Kürt meselesinin çözümsüzlüğünün en önemli sorun alanlarından biri de Kürtçe’nin resmi ve sosyal alandaki kullanımının önündeki engeller ve yasaklamalardır. Eğitim dili olmasının önündeki yasaklamalardan konser yasaklarına ve cezalandırılmalarına varan Kürt diline ilişkin tahammülsüzlük her gün farklı konularda karşımıza çıkmaktadır. Son olarak; Yeşil ve Sol Gelecek Partisi Urfa Milletvekili Ömer Öcalan TBMM’de Kürtçe yaptığı basın açıklaması, Meclis’te basın toplantısı Türkçe dışında bir dille yapıldığı gerekçesiyle, milletvekili hakkında tutanak tutulmuştur.
Kürtçeye yönelik çok yönlü yasaklamalara ve engellemelere tanık olduğumuz bu tutumun, Türkiye’de tekçi bir zihniyetin ve bu zihniyete ait kültürün egemenliğinin devam ettirilmeye çalışıldığı bir siyasi ortamı ifade etmektedir.
Türkiye Büyük Millet Meclisi’nde Türkçe dışında konuşulan diller Meclis tutanaklarında “…”, “(x)” olarak geçmekte, alt metinde açıklama olarak ise “(x) bu bölümde hatip tarafından Türkçe olmayan kelimeler ifade edildi…” şeklinde yer verilmektedir. Aynı durum Mecliste yapılan basın açıklamalarında da sürdürülmektedir.
Bu durum, Türkiye’de eğitim, sosyal ve kültürel ortamda olduğu gibi TBMM’de hala Kürtçenin varlığı kabul edilmediğini teyit etmektedir.

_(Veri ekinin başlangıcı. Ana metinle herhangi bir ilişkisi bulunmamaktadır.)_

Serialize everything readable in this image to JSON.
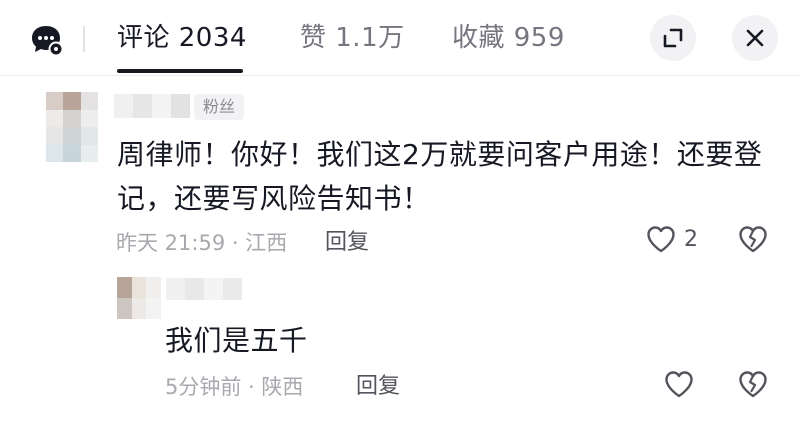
{
  "header": {
    "tabs": [
      {
        "label": "评论 2034",
        "active": true
      },
      {
        "label": "赞 1.1万",
        "active": false
      },
      {
        "label": "收藏 959",
        "active": false
      }
    ],
    "icons": {
      "settings": "comment-settings-icon",
      "expand": "expand-icon",
      "close": "close-icon"
    }
  },
  "comments": [
    {
      "badge": "粉丝",
      "text": "周律师！你好！我们这2万就要问客户用途！还要登记，还要写风险告知书！",
      "meta": "昨天 21:59 · 江西",
      "reply_label": "回复",
      "like_count": "2"
    },
    {
      "text": "我们是五千",
      "meta": "5分钟前 · 陕西",
      "reply_label": "回复",
      "like_count": ""
    }
  ],
  "colors": {
    "primary_text": "#161823",
    "secondary_text": "#a8a9ae",
    "action_text": "#53545c",
    "button_bg": "#f2f2f4"
  }
}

İHD, Kürt meselesi ile bağlantılı her konuyu aynı zamanda bir insan hakları sorunu olarak görmektedir. Raporlarında ve açıklamalarında; temel insan hakları belgelerinde yer alan hakların Kürtler tarafından kullanılmaya başlanıldığında, Kürt meselesinin çözümünün sağlanabileceğini ifade etmektedir.
Derneğimiz, bir insan hakları sorunu olan bu sorunun insan hakları hukukuna uygun bir şekilde; yasal, sosyal ve kültürel açıdan çözümünün sağlanmasının aciliyetini bir kez daha belirtmektedir.